Page:Sacher-Masoch - Sascha et Saschka (suivi de) La Mère de Dieu, 1886.djvu/126

Le texte de cette page a été corrigé et est conforme au fac-similé.
117
LA MÈRE DE DIEU.

L’étrangère vit qu’il avait le pied petit et bien fait dans son élégante chaussure. Il lui tendit la main pour l’aider à passer l’eau. Elle ne le remercia pas. Cela allait sans dire qu’il était fait pour obéir, et elle pour lui donner des ordres. Du reste, on voyait qu’elle avait l’habitude de commander.

« Comme tu as le cou blanc ! s’écria tout à coup Sabadil, qui suivait la jeune fille à quelque distance. On voit bien que tu ne vas pas aux champs et que tu ne travailles pas au soleil. »

Il fit un mouvement pour la toucher, mais elle l’évita, et un rang de son collier de corail resta aux doigts de Sabadil.

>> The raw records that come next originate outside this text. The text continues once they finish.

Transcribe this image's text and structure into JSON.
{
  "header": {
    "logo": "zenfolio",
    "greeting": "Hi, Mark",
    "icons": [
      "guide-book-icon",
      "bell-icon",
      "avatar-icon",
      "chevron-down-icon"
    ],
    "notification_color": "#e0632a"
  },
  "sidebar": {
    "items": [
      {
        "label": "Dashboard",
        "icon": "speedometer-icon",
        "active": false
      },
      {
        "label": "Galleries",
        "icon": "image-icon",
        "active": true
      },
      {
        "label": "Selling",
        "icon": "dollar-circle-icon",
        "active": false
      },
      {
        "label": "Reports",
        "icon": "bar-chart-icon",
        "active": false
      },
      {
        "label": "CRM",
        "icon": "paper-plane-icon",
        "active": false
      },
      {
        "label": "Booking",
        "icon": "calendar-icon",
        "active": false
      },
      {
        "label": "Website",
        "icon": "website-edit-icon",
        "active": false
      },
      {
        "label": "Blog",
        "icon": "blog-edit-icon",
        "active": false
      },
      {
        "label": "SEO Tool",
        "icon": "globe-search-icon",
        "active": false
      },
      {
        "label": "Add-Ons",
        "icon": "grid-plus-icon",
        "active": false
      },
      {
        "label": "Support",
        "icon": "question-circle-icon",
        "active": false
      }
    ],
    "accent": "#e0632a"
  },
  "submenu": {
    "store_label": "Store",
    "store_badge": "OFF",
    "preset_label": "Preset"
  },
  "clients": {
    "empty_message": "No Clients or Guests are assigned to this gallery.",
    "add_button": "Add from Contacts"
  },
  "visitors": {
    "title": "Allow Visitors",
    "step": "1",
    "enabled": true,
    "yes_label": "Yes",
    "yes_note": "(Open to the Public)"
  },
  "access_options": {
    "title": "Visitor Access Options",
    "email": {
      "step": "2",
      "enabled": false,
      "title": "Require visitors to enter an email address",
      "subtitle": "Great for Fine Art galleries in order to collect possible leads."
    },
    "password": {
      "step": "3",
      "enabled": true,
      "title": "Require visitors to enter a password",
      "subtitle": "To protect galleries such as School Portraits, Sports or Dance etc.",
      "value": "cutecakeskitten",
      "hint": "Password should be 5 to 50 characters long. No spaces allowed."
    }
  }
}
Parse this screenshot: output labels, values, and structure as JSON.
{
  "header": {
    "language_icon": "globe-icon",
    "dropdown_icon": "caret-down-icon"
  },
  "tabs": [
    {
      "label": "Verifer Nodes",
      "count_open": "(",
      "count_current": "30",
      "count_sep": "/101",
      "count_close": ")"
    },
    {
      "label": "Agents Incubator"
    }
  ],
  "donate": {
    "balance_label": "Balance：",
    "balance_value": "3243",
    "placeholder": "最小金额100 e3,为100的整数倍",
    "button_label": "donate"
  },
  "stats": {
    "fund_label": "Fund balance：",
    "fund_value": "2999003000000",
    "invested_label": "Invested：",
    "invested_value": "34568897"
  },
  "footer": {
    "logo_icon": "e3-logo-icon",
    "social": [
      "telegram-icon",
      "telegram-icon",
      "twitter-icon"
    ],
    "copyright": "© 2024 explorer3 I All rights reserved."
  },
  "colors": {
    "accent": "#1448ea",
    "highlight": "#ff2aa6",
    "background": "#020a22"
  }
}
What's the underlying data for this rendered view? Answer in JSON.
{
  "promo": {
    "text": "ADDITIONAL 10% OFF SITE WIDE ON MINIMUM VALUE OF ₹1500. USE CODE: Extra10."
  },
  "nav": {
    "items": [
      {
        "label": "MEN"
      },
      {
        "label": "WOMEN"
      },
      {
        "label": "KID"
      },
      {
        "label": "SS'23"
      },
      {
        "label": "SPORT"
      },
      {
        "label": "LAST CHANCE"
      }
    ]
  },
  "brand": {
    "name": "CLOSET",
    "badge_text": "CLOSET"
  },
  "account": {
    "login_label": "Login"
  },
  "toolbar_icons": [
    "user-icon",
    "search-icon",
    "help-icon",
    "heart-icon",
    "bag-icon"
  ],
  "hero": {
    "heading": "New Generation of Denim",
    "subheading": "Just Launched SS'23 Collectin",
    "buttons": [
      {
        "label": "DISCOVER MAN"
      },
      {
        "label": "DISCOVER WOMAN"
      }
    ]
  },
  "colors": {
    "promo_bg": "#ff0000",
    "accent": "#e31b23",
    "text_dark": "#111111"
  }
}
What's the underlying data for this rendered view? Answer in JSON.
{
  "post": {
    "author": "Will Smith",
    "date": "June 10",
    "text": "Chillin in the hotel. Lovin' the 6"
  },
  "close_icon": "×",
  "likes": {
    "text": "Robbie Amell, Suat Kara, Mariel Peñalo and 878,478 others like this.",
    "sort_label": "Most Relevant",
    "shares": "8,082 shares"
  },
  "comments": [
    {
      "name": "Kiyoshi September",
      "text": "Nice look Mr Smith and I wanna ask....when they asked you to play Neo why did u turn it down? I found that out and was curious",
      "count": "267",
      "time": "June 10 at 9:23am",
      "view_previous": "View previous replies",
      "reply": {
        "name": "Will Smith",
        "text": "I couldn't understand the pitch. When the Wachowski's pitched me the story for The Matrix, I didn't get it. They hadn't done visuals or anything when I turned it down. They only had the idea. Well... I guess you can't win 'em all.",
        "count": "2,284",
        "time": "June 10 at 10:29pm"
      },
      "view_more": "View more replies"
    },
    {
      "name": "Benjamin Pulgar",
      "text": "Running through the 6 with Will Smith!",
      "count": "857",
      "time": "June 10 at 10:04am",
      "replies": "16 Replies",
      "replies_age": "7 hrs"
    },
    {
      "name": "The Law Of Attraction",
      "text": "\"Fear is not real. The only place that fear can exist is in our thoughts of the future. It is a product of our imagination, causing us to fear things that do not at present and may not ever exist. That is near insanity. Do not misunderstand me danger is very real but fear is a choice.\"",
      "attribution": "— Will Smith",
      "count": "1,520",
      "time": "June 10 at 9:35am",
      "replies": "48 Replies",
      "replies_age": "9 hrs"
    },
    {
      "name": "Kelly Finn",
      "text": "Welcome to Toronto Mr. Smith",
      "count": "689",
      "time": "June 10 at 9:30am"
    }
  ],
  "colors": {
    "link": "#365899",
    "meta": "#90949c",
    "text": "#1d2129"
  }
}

Les grains rouges roulèrent dans la mousse.

« Allons ! ramasse-les-moi à présent », dit la jeune fille, toujours grave, presque suppliante.

Sabadil s’agenouilla dans la fougère et rassembla les coraux épars sous les feuilles. Elle se tenait devant lui, la main tendue. Puis ils reprirent leur route. Elle le priait tantôt d’écarter les branches qui la gênaient dans son passage, tantôt de lui apporter les baies de quelque buisson éloigné. Sabadil, le fier Sabadil, lui obéissait sans même qu’elle lui donnât d’ordre. Un mot, un signe, un regard lui suffisaient. Il agissait comme sous la domination d’un rêve. L’étrangère l’étonnait de plus en plus par son maintien digne et grave. Ordinairement, n’est-ce pas ? une jeune fille rit à tout propos lorsqu’elle discourt avec un homme, ou bien elle rougit, elle cache son visage, elle est gauche.